Tracks FDA CDER's annual new Investigational New Drug (IND) application receipts for drugs and non-biosimilar biologics, 2015–2025.
Total new IND receipts grew from 1,564 (2015) to 1,960 (2025) — +25% over 10 years, a ~2.3% CAGR. The trend is not a steady climb: a COVID-era spike in 2020–2021 (+30% in 2020 alone) was followed by a pullback through 2023 (biotech funding slowdown), with 2024–2025 recovering to a new high that's only marginally above the 2020 peak.
| Year | Commercial | Research | Total | YoY |
|---|---|---|---|---|
| 2015 | 799 | 765 | 1,564 | — |
| 2016 | 777 | 892 | 1,669 | +6.7% |
| 2017 | 836 | 836 | 1,672 | +0.2% |
| 2018 | 852 | 742 | 1,594 | −4.7% |
| 2019 | 928 | 750 | 1,678 | +5.3% |
| 2020 | 1,253 | 929 | 2,182 | +30.0% |
| 2021 | 1,259 | 809 | 2,068 | −5.2% |
| 2022 | 1,124 | 741 | 1,865 | −9.8% |
| 2023 | 1,062 | 662 | 1,724 | −7.6% |
| 2024 | 1,139 | 716 | 1,855 | +7.6% |
| 2025 | 1,210 | 750 | 1,960 | +5.7% |
data/cder_ind_receipts_2015_2025.csv
Source: FDA CDER "IND Receipts" annual reports, one PDF per calendar year.

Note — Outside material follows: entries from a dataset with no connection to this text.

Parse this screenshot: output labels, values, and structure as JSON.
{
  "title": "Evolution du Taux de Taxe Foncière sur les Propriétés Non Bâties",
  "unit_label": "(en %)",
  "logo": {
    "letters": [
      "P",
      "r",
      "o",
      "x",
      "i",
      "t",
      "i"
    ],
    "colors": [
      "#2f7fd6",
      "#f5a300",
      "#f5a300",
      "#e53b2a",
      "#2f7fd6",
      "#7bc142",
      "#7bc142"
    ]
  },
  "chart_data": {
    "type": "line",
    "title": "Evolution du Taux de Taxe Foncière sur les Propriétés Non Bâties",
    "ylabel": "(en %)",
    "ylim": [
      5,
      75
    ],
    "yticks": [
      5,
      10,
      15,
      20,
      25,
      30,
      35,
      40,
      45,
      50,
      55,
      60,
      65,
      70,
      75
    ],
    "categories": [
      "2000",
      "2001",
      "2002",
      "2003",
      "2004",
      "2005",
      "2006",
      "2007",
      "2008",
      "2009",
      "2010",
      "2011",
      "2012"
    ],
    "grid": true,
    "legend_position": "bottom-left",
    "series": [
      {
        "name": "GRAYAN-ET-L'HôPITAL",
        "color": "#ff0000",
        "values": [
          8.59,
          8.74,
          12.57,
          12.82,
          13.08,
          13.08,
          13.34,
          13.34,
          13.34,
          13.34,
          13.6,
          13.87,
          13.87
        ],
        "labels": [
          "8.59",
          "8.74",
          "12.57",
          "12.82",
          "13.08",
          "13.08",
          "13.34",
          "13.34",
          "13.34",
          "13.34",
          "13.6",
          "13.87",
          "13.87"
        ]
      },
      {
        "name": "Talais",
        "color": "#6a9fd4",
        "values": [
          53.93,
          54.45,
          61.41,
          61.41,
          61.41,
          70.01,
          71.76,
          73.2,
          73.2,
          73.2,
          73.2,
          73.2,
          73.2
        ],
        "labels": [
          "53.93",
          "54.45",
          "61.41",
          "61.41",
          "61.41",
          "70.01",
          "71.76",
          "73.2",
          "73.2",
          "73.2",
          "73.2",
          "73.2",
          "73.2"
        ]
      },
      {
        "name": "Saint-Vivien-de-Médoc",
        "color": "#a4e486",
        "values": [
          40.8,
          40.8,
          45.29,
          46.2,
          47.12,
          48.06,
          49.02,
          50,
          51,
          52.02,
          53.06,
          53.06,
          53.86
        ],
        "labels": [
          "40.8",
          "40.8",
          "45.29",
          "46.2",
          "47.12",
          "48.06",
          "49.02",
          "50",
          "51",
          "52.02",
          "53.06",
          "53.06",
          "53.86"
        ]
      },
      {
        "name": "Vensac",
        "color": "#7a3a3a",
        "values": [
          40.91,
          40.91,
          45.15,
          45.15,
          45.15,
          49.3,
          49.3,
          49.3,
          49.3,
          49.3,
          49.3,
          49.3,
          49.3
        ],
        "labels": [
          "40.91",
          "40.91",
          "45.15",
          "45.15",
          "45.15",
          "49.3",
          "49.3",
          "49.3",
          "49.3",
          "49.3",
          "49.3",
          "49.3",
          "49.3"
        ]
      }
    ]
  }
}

- FDA does not publish IND data at monthly granularity. These reports are annual totals only — there is no monthly time series in FDA's public data.
- FDA does not publish individual IND numbers. INDs are confidential sponsor filings; FDA does not "approve" them in the way NDAs/BLAs are approved (they take effect automatically after 30 days absent a clinical hold).
- Figures exclude biosimilar biologic INDs, expanded access INDs, and CBER-regulated biologics — those are tracked in separate FDA reports.
- "Receipts" = new INDs submitted that year. A broader FDA metric, "INDs with Activity" (new INDs + existing INDs with any incoming correspondence that year), was 15,124 for 2025 — not a comparable series since it captures a different population.